Will Hurd said Florida Governor Ron DeSantis, his rival for the Republican presidential nomination, should take responsibility for a new state curriculum that calls for teaching that slavery gave enslaved people valuable skills.
(Bloomberg) — Will Hurd said Florida Governor Ron DeSantis, his rival for the Republican presidential nomination, should take responsibility for a new state curriculum that calls for teaching that slavery gave enslaved people valuable skills.
“Implying that there is an upside to slavery is absolutely wrong,” said Hurd, a former US representative running a long-shot bid for the GOP nomination, in an interview Monday with Bloomberg Television’s “Balance of Power.”
DeSantis criticized Vice President Kamala Harris last week for going to Florida to condemn the recently adopted social studies curriculum. The Florida governor said he wasn’t involved in drafting the document but defended the standards.
“They’re probably going to show that some of the folks that eventually parlayed, you know, being a blacksmith into doing things later in life,” DeSantis said Friday.
“He shouldn’t have doubled down on this,” said Hurd, who has a Black father and White mother, and for a time was the only Black Republican in the US House.
“This could have been handled very, very easily by saying we’re going to tweak that language to make clear that slavery was a bad thing for our society, it was our original sin,” he said. “That’s what Ron DeSantis should do, and not pass the buck and say it wasn’t his responsibility.”
Hurd, 45, served three terms as a congressman from Texas after a career as a CIA spy and cybersecurity consultant.
He faces near-insurmountable obstacles to passing the first major test of the 2024 campaign: qualifying for the Aug. 23 debate in Milwaukee.
To participate, candidates need 40,000 unique donors and at least 1% support in at least three polls.

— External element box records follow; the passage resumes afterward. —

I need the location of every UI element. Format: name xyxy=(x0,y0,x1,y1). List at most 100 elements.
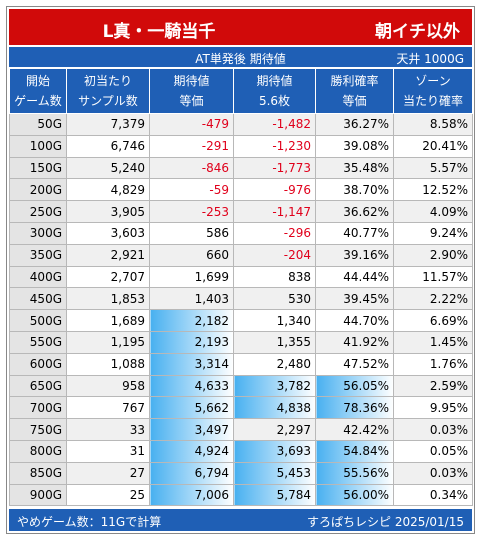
table-cell: 36.27% xyxy=(315,113,394,136)
cell-text: 36.62% xyxy=(343,204,389,219)
footer: やめゲーム数：11Gで計算 すろぱちレシピ 2025/01/15 xyxy=(9,509,472,531)
cell-text: 2,297 xyxy=(276,422,311,437)
cell-text: 1,853 xyxy=(110,291,145,306)
header-line: 期待値 xyxy=(256,74,293,88)
table-cell: 900G xyxy=(9,483,67,507)
table-cell: 1,853 xyxy=(66,287,150,311)
cell-text: 55.56% xyxy=(343,466,389,481)
cell-text: -1,147 xyxy=(272,204,311,219)
cell-text: 838 xyxy=(288,269,311,284)
cell-text: 958 xyxy=(122,378,145,393)
table-cell: 7,379 xyxy=(66,113,150,136)
cell-text: 35.48% xyxy=(343,160,389,175)
table-cell: 1,340 xyxy=(233,309,316,332)
table-row: 650G 958 4,633 3,782 56.05% 2.59% xyxy=(9,374,473,398)
table-cell: 5,453 xyxy=(233,461,316,485)
table-cell: 56.00% xyxy=(315,483,394,507)
cell-text: 39.45% xyxy=(343,291,389,306)
table-cell: 38.70% xyxy=(315,178,394,202)
table-cell: -1,482 xyxy=(233,113,316,136)
cell-text: 25 xyxy=(129,487,145,502)
cell-text: 0.03% xyxy=(429,422,468,437)
table-cell: 7,006 xyxy=(149,483,234,507)
cell-text: 660 xyxy=(206,248,229,263)
table-cell: 1,355 xyxy=(233,330,316,354)
cell-text: -1,773 xyxy=(272,160,311,175)
table-cell: 5,662 xyxy=(149,396,234,420)
cell-text: 6,794 xyxy=(194,466,229,481)
cell-text: 9.95% xyxy=(429,400,468,415)
table-cell: 44.44% xyxy=(315,265,394,289)
cell-text: 2,921 xyxy=(110,248,145,263)
table-cell: 12.52% xyxy=(393,178,473,202)
cell-text: -1,482 xyxy=(272,117,311,132)
cell-text: 38.70% xyxy=(343,182,389,197)
table-cell: 6,794 xyxy=(149,461,234,485)
cell-text: 767 xyxy=(122,400,145,415)
header-cell: 勝利確率 等価 xyxy=(315,68,394,114)
table-cell: 4,633 xyxy=(149,374,234,398)
header-line: ゾーン xyxy=(415,74,451,88)
footer-left: やめゲーム数：11Gで計算 xyxy=(17,515,162,529)
cell-text: -1,230 xyxy=(272,139,311,154)
header-line: 等価 xyxy=(342,94,367,108)
table-row: 550G 1,195 2,193 1,355 41.92% 1.45% xyxy=(9,330,473,354)
table-cell: 550G xyxy=(9,330,67,354)
cell-text: 2,480 xyxy=(276,357,311,372)
cell-text: 5.57% xyxy=(429,160,468,175)
table-cell: 750G xyxy=(9,418,67,441)
header-line: サンプル数 xyxy=(78,94,138,108)
table-cell: 0.03% xyxy=(393,418,473,441)
table-cell: 2,182 xyxy=(149,309,234,332)
table-cell: -1,147 xyxy=(233,200,316,223)
cell-text: -976 xyxy=(283,182,311,197)
table-row: 500G 1,689 2,182 1,340 44.70% 6.69% xyxy=(9,309,473,332)
cell-text: 4,633 xyxy=(194,378,229,393)
cell-text: 2.22% xyxy=(429,291,468,306)
table-cell: 44.70% xyxy=(315,309,394,332)
table-cell: -1,773 xyxy=(233,156,316,180)
cell-text: 4,924 xyxy=(194,444,229,459)
cell-text: 300G xyxy=(29,226,62,241)
cell-text: 1,355 xyxy=(276,335,311,350)
table-cell: 6.69% xyxy=(393,309,473,332)
cell-text: 47.52% xyxy=(343,357,389,372)
table-cell: 2.90% xyxy=(393,243,473,267)
table-cell: 586 xyxy=(149,221,234,245)
table-cell: 100G xyxy=(9,134,67,158)
table-row: 350G 2,921 660 -204 39.16% 2.90% xyxy=(9,243,473,267)
table-row: 200G 4,829 -59 -976 38.70% 12.52% xyxy=(9,178,473,202)
cell-text: 11.57% xyxy=(422,269,468,284)
cell-text: 100G xyxy=(29,139,62,154)
cell-text: 4,829 xyxy=(110,182,145,197)
table-cell: 500G xyxy=(9,309,67,332)
table-cell: 3,314 xyxy=(149,352,234,376)
table-row: 450G 1,853 1,403 530 39.45% 2.22% xyxy=(9,287,473,311)
table-cell: -291 xyxy=(149,134,234,158)
title: L真・一騎当千 xyxy=(102,22,216,42)
cell-text: 530 xyxy=(288,291,311,306)
cell-text: 3,693 xyxy=(276,444,311,459)
cell-text: 500G xyxy=(29,313,62,328)
table-cell: 300G xyxy=(9,221,67,245)
cell-text: 44.70% xyxy=(343,313,389,328)
table-cell: 27 xyxy=(66,461,150,485)
table-row: 400G 2,707 1,699 838 44.44% 11.57% xyxy=(9,265,473,289)
table-cell: 4,924 xyxy=(149,439,234,463)
cell-text: 3,497 xyxy=(194,422,229,437)
table-row: 100G 6,746 -291 -1,230 39.08% 20.41% xyxy=(9,134,473,158)
cell-text: 20.41% xyxy=(422,139,468,154)
table-cell: 850G xyxy=(9,461,67,485)
cell-text: 39.16% xyxy=(343,248,389,263)
header-line: 開始 xyxy=(25,74,50,88)
cell-text: 1.45% xyxy=(429,335,468,350)
cell-text: 4,838 xyxy=(276,400,311,415)
table-row: 50G 7,379 -479 -1,482 36.27% 8.58% xyxy=(9,113,473,136)
subheader: AT単発後 期待値 天井 1000G xyxy=(9,47,472,67)
table-cell: 530 xyxy=(233,287,316,311)
table-cell: 39.08% xyxy=(315,134,394,158)
table-cell: -479 xyxy=(149,113,234,136)
table-cell: 35.48% xyxy=(315,156,394,180)
cell-text: -59 xyxy=(209,182,229,197)
cell-text: 3,905 xyxy=(110,204,145,219)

Hurd hasn’t said how many donors he has and is polling at 0%. More importantly, he’s refused to sign a required pledge to support the eventual Republican nominee.
“I’m not going to sign the pledge — not because I don’t want to support the eventual nominee. I’m not going to support Donald Trump,” Hurd said during the interview. “And I can’t lie in order to get access to a microphone.”
Hurd has been a longtime critic of Trump, the Republican frontrunner, calling him a “lawless, selfish, failed politician” who would ensure a second term for President Joe Biden if he’s the nominee.
Hurd also criticized the Biden administration’s border policies, saying Monday’s lawsuit against Texas for putting a floating barrier in the Rio Grande River “is another example of how Joe Biden is getting border security wrong.”
Read more: Biden Administration Sues Texas Over Floating Border Barriers
He said Biden should seek a state and federal solution to the border crossings while working toward a more comprehensive overhaul of the immigration system.
Hurd, whose former congressional district ran 820 miles along the border, also opposed Trump’s border wall, calling it expensive and ineffective.